In wake of the new tax law, many business owners are asking themselves if changing the way their companies are structured could cut their tax bills. Recently, this topic was the feature of an article in The Wall Street Journal:
Ruth Simon (Feb. 22nd, 2018) For many entrepreneurs, the big question is whether to operate as a C corporation, which pays its own taxes to the Internal Revenue Service or as a pass-through company, which pays tax through individual rather than corporate returns. Pass-through businesses include S corporations, sole proprietorships, and limited liability companies.
The clock is ticking. Many business owners have until March 15 to make an election that would be retroactive to the beginning of 2018.
The rethinking of corporate structures is one byproduct of the new tax bill, which cuts the corporate tax rate to 21%, down from a top rate of 35%, though owners pay a second tax on profits distributed as dividends. – The Wall Street Journal.
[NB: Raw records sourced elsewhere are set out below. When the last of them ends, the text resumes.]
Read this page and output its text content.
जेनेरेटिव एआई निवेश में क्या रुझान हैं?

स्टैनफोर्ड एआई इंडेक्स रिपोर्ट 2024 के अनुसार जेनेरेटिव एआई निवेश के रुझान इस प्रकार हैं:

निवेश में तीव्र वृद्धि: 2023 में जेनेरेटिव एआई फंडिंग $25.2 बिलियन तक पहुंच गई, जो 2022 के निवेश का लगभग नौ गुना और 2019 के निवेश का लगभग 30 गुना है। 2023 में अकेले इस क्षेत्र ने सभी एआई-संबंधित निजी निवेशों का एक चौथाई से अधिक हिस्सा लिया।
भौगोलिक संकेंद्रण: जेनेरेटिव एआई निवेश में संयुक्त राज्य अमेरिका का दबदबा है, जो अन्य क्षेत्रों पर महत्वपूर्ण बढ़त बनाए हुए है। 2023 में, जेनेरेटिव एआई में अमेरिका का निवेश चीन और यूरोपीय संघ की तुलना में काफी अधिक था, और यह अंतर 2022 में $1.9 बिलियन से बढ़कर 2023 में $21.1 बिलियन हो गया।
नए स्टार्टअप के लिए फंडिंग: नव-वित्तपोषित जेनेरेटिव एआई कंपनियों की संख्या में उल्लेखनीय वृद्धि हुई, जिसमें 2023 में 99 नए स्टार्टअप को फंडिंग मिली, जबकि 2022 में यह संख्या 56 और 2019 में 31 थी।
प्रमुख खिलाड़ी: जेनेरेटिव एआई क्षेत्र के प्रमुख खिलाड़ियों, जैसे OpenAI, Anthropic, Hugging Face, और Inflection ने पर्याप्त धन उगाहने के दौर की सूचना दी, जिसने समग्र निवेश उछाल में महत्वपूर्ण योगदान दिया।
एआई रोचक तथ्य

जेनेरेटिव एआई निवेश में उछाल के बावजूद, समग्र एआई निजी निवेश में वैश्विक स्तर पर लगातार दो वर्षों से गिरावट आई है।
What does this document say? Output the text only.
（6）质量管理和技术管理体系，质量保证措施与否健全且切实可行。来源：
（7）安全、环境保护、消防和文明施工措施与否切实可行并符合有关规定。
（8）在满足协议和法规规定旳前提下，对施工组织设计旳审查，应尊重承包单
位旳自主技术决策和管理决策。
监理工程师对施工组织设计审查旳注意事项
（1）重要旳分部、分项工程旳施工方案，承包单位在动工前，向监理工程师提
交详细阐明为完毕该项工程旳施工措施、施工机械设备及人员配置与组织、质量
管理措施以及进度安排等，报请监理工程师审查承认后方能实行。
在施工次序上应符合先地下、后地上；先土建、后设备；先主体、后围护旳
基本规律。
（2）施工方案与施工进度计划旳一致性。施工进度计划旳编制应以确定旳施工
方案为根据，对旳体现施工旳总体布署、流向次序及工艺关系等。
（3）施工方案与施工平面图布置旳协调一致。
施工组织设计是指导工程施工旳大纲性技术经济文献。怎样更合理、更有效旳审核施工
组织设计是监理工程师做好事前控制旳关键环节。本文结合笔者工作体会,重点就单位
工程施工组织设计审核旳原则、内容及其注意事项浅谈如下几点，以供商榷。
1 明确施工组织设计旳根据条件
Retrieved from https://www.wsj.com
The top individual tax rate will also see a cut to 37%, down from 39.6%. And even though not all owners of pass-through business qualify, there are many that will be able to deduct 20% of their pass-through income, reducing the top effective rate to 29.6%.
Mr. Joe Maak CEO of Pride Resource Partners expressed his option on this topic. During an interview with The Wall Street Journal, he explained how his company will soon be operating as a C corporation instead of Limited Liability Company, “If we incorporate, our tax burden is only 21%,” Mr. Maak said. This decision comes after knowing that PRP LLC will not qualify for the 20% pass-through deduction for state and local taxes.